Da due mesi e mezzo fanno insieme le ore piccole. “Les italiens” sono gli stranieri più numerosi delle notti in piedi, seguiti da spagnoli e tedeschi. Si sente parlare con accento milanese nella mensa, dove i ragazzi cucinano solo vegano. C’è una ragazza di Roma nella commissione logistica che si occupa delle strutture mobili. «Qualcuno scherza sul fatto che abbiamo preso il potere», dice Mattia. Con Adele e Michele gestisce la pagina Facebook in italiano del movimento che ha anche “Radio Debout”, “Tv Debout” e il giornale online “Gazette Debout”. In piazza, verso la rue Turbigo, è stato allestito un grande schermo, CinéLuttes, sul quale vengono proiettati documentari sulle lotte sindacali degli anni Settanta e Ottanta.
Inutile cercare un filo conduttore tra lo stand di esperanto, la commissione sulla presenza militare francese in Africa, il dibattito sull’islamofobia o la scrittura di una nuova Carta dei diritti universali. «Anche questa è politica», sostiene Mattia. A parte qualche eccezione, come l’economista Frédéric Lordon e il regista François Ruffin, il movimento continua a essere senza leader e molto variegato nella sua composizione. Un’indagine interna ha decretato alcune caratteristiche: età media 31 anni, un terzo di laureati, un quinto di disoccupati.
«È bello non essere omogenei », dice Adele che ha partecipato a varie azioni, come l’occupazione di un liceo per accogliere migranti. «C’è un’oggettiva convergenza delle lotte, in particolare sul tema delle frontiere, significativo anche per noi espatriati», spiega Michele.

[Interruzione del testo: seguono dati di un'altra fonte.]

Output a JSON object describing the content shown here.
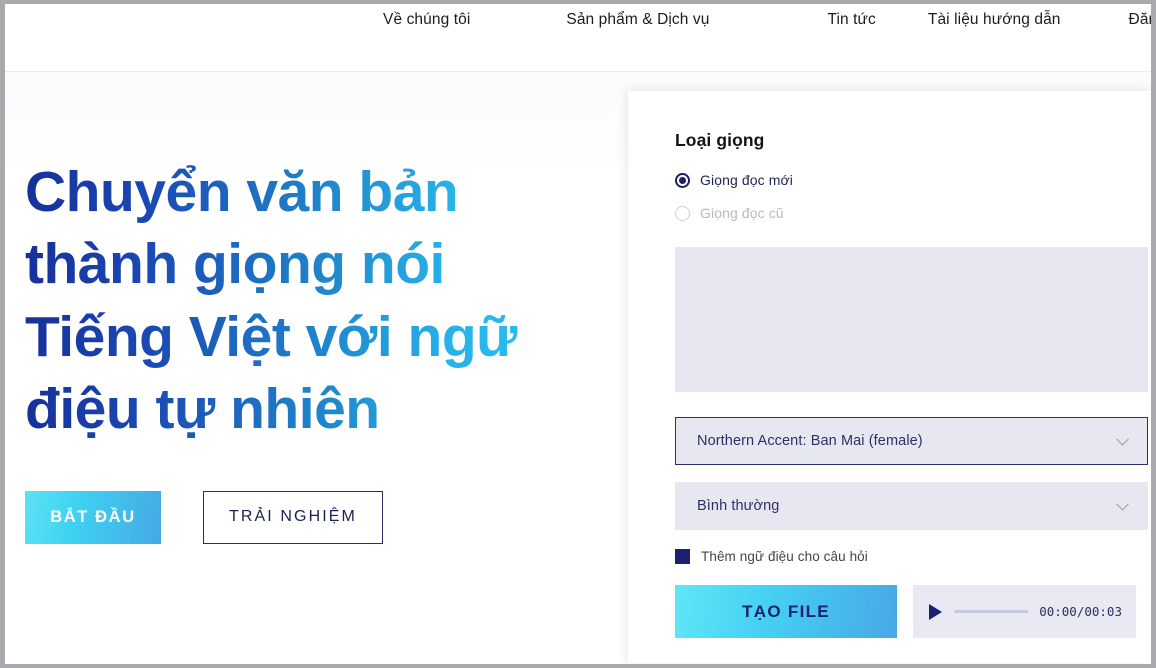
{
  "nav": {
    "items": [
      {
        "label": "Về chúng tôi",
        "name": "nav-about"
      },
      {
        "label": "Sản phẩm & Dịch vụ",
        "name": "nav-products-services"
      },
      {
        "label": "Tin tức",
        "name": "nav-news"
      },
      {
        "label": "Tài liệu hướng dẫn",
        "name": "nav-documentation"
      },
      {
        "label": "Đăng nhập",
        "name": "nav-login"
      }
    ]
  },
  "hero": {
    "title": "Chuyển văn bản thành giọng nói Tiếng Việt với ngữ điệu tự nhiên",
    "primary_button": "BẮT ĐẦU",
    "secondary_button": "TRẢI NGHIỆM",
    "gradient_start": "#17309a",
    "gradient_end": "#2ac7f3"
  },
  "panel": {
    "title": "Loại giọng",
    "radios": [
      {
        "label": "Giọng đọc mới",
        "selected": true,
        "disabled": false
      },
      {
        "label": "Giọng đọc cũ",
        "selected": false,
        "disabled": true
      }
    ],
    "textarea": {
      "value": "",
      "placeholder": ""
    },
    "voice_select": {
      "value": "Northern Accent: Ban Mai (female)",
      "focused": true,
      "icon": "chevron-down-icon"
    },
    "style_select": {
      "value": "Bình thường",
      "focused": false,
      "icon": "chevron-down-icon"
    },
    "checkbox": {
      "label": "Thêm ngữ điệu cho câu hỏi",
      "checked": true,
      "color": "#1b2170"
    },
    "generate_button": "TẠO FILE",
    "player": {
      "play_icon": "play-icon",
      "time": "00:00/00:03",
      "progress_percent": 0
    }
  },
  "colors": {
    "navy": "#1b2170",
    "cyan": "#2ac7f3",
    "field_bg": "#e6e7f1"
  }
}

Non è ancora emerso uno slogan per riassumere Nuit Debout che nel manifesto online parla di un generico «riprendere la parola». Forse ha ragione il mentore Lordon quando dice: «Non rivendichiamo nulla». «Abbiamo individuato problemi comuni a cui vanno date risposte globali», sintetizza Mattia. Tre parole d’ordine: frontiere, precarietà, spazio pubblico. A rallentare l’emergere di proposte concrete, c’è il meccanismo di voto ancora in via di definizione. La commissione Democrazia – incaricata di organizzare le modalità di partecipazione – è suddivisa in quattro gruppi di lavoro, alcuni sottogruppi. I tre italiani ormai partecipano poco alla lunga assemblea generale che si riunisce ogni giorno alle diciotto. «È un po’ dispersiva», dice con eufemismo Mattia che preferisce concentrare le energie alla commissione internazionale da dove è partito l’appello “Global Debout” di domenica scorsa. L’adesione nelle piazze italiane è stata finora sottotono.
Verso mezzanotte i poliziotti cominciano a chiedere di andar via. Il rapporto con gli agenti rimane teso. «Questa piazza pacifica è stata più volte sgombrata in modo violento», dice Michele. La presenza di casseurs, gli infiltrati, viene minimizzata. «Non vogliamo dividerci tra buoni e cattivi». A poche centinaia di metri c’è il Bataclan. Secondo Adele la lotta contro il terrorismo è diventata un alibi «per una repressione indiscriminata». Mattia ammette: «L’uso della violenza è un tema molto dibattuto tra noi».
Tra qualche settimana la contestata Loi Travail potrebbe essere approvata con un “passaggio in forza” (una fiducia senza voto) del governo sul parlamento diviso. «È una nostra vittoria», dicono gli italiani. Nuit Debout dovrà trovare altri obiettivi. Adele: «Questa piazza non esaurisce il movimento». Michele: «Ci sono persone che sono venute a manifestare per la prima volta, qualcosa è stato seminato». Vista da place de la République l’Italia sembra davvero lontana.